2. What makes this different from the internal control framework? How does it relate to Sarbanes-Oxley reporting?
The Enterprise Risk Management – Integrated Framework is broader than internal control, and actually incorporates the key concepts set out in COSO's earlier Internal Control – Integrated Framework. While there are several differences, the three points that are probably the most prominent are that risk management considers risks during strategy setting, requires management to form a view of how much risk the organizations is prepared to accept – known as risk appetite – and requires that risk management be done outside of silos through a portfolio view of the organization's risks.
Much of the internal control focus today is on only one aspect of internal control – internal controls over financial reporting for Sarbanes-Oxley 404. This is distinct from reporting on risk management.
F. How do people in an organization intersect with this framework?
1. What is the role of the board in enterprise risk management? How does this framework help them?
The Board provides oversight of enterprise risk management. They will be asked to understand key elements of enterprise risk management, inquire of management about risks, and concur on certain management decisions. However, the board is not in the position of making choices on behalf of management and does not alleviate managements role in enterprise risk management.
2. What is the role of the CFO and others in the financial management organization in enterprise risk management? How will this framework help them?

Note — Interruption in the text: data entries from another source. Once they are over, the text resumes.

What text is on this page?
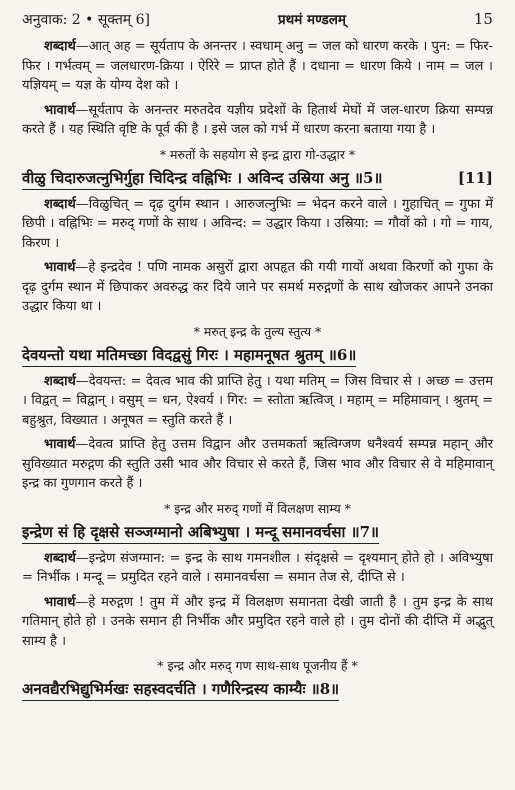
अनुवाक: 2 • सूक्तम् 6]	प्रथमं मण्डलम्	15

शब्दार्थ—आत् अह = सूर्यताप के अनन्तर । स्वधाम् अनु = जल को धारण करके । पुन: = फिर-फिर । गर्भत्वम् = जलधारण-क्रिया । ऐरिरे = प्राप्त होते हैं । दधाना = धारण किये । नाम = जल । यज्ञियम् = यज्ञ के योग्य देश को ।

भावार्थ—सूर्यताप के अनन्तर मरुतदेव यज्ञीय प्रदेशों के हितार्थ मेघों में जल-धारण क्रिया सम्पन्न करते हैं । यह स्थिति वृष्टि के पूर्व की है । इसे जल को गर्भ में धारण करना बताया गया है ।

* मरुतों के सहयोग से इन्द्र द्वारा गो-उद्धार *
वीळु चिदारुजत्नुभिर्गुहा चिदिन्द्र वह्निभिः । अविन्द उस्रिया अनु ॥5॥	[11]

शब्दार्थ—विळुचित् = दृढ़ दुर्गम स्थान । आरुजत्नुभिः = भेदन करने वाले । गुहाचित् = गुफा में छिपी । वह्निभिः = मरुद् गणों के साथ । अविन्द: = उद्धार किया । उस्रिया: = गौवों को । गो = गाय, किरण ।

भावार्थ—हे इन्द्रदेव ! पणि नामक असुरों द्वारा अपहृत की गयी गायों अथवा किरणों को गुफा के दृढ़ दुर्गम स्थान में छिपाकर अवरुद्ध कर दिये जाने पर समर्थ मरुद्गणों के साथ खोजकर आपने उनका उद्धार किया था ।

* मरुत् इन्द्र के तुल्य स्तुत्य *
देवयन्तो यथा मतिमच्छा विदद्वसुं गिरः । महामनूषत श्रुतम् ॥6॥

शब्दार्थ—देवयन्त: = देवत्व भाव की प्राप्ति हेतु । यथा मतिम् = जिस विचार से । अच्छ = उत्तम । विद्वत् = विद्वान् । वसुम् = धन, ऐश्वर्य । गिर: = स्तोता ऋत्विज् । महाम् = महिमावान् । श्रुतम् = बहुश्रुत, विख्यात । अनूषत = स्तुति करते हैं ।

भावार्थ—देवत्व प्राप्ति हेतु उत्तम विद्वान और उत्तमकर्ता ऋत्विग्जण धनैश्वर्य सम्पन्न महान् और सुविख्यात मरुद्गण की स्तुति उसी भाव और विचार से करते हैं, जिस भाव और विचार से वे महिमावान् इन्द्र का गुणगान करते हैं ।

* इन्द्र और मरुद् गणों में विलक्षण साम्य *
इन्द्रेण सं हि दृक्षसे सञ्जग्मानो अबिभ्युषा । मन्दू समानवर्चसा ॥7॥

शब्दार्थ—इन्द्रेण संजग्मान: = इन्द्र के साथ गमनशील । संदृक्षसे = दृश्यमान् होते हो । अविभ्युषा = निर्भीक । मन्दू = प्रमुदित रहने वाले । समानवर्चसा = समान तेज से, दीप्ति से ।

भावार्थ—हे मरुद्गण ! तुम में और इन्द्र में विलक्षण समानता देखी जाती है । तुम इन्द्र के साथ गतिमान् होते हो । उनके समान ही निर्भीक और प्रमुदित रहने वाले हो । तुम दोनों की दीप्ति में अद्भुत् साम्य है ।

* इन्द्र और मरुद् गण साथ-साथ पूजनीय हैं *
अनवद्यैरभिद्युभिर्मखः सहस्वदर्चति । गणैरिन्द्रस्य काम्यैः ॥8॥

The CFO and the financial organization play a key role in providing the needed disciplines and procedures to establish risk management as an integral part of the business strategy setting process. The CFO provides the organization with analytical tools to help determine risk appetite and risk tolerance. The CFO is well positioned to look across the businesses and functions within a company to develop and implement the portfolio view of risk. He/she has the experience and knowledge to establish controls necessary to assure that the evaluation of risk is a continuing and integral part of the management process and is consistent with the risk management philosophy agreed to with the board.
3. What is the role of internal auditors in enterprise risk management? How will this framework help them?
Board and audit committees have an oversight role to determine that appropriate risk management processes are in place and that these processes are adequate and effective. Internal auditors can assist both management and the audit committee by examining, evaluating, reporting, and recommending improvements on the adequacy and effectiveness of management’s risk management processes. The COSO Enterprise Risk Management – Integrated Framework provides a benchmark for internal auditors to use in the evaluation of their organization’s risk management efforts.
4. Who are the potential implementers of the framework?
The framework is robust. It works best when an organization develops an integrated process to address risk throughout the organization, and further, that risk approach is led from the top of the organization. The framework can be used in all functional areas, including information technology, finance, accounting, internal audit and risk specialists within any organization. However, the framework is designed to promote entity-wide capabilities for identifying, documenting, and dealing with risk on a consistent basis. Chapter 10 of the Enterprise Risk Management Framework – Integrated Framework addresses roles and responsibilities in detail.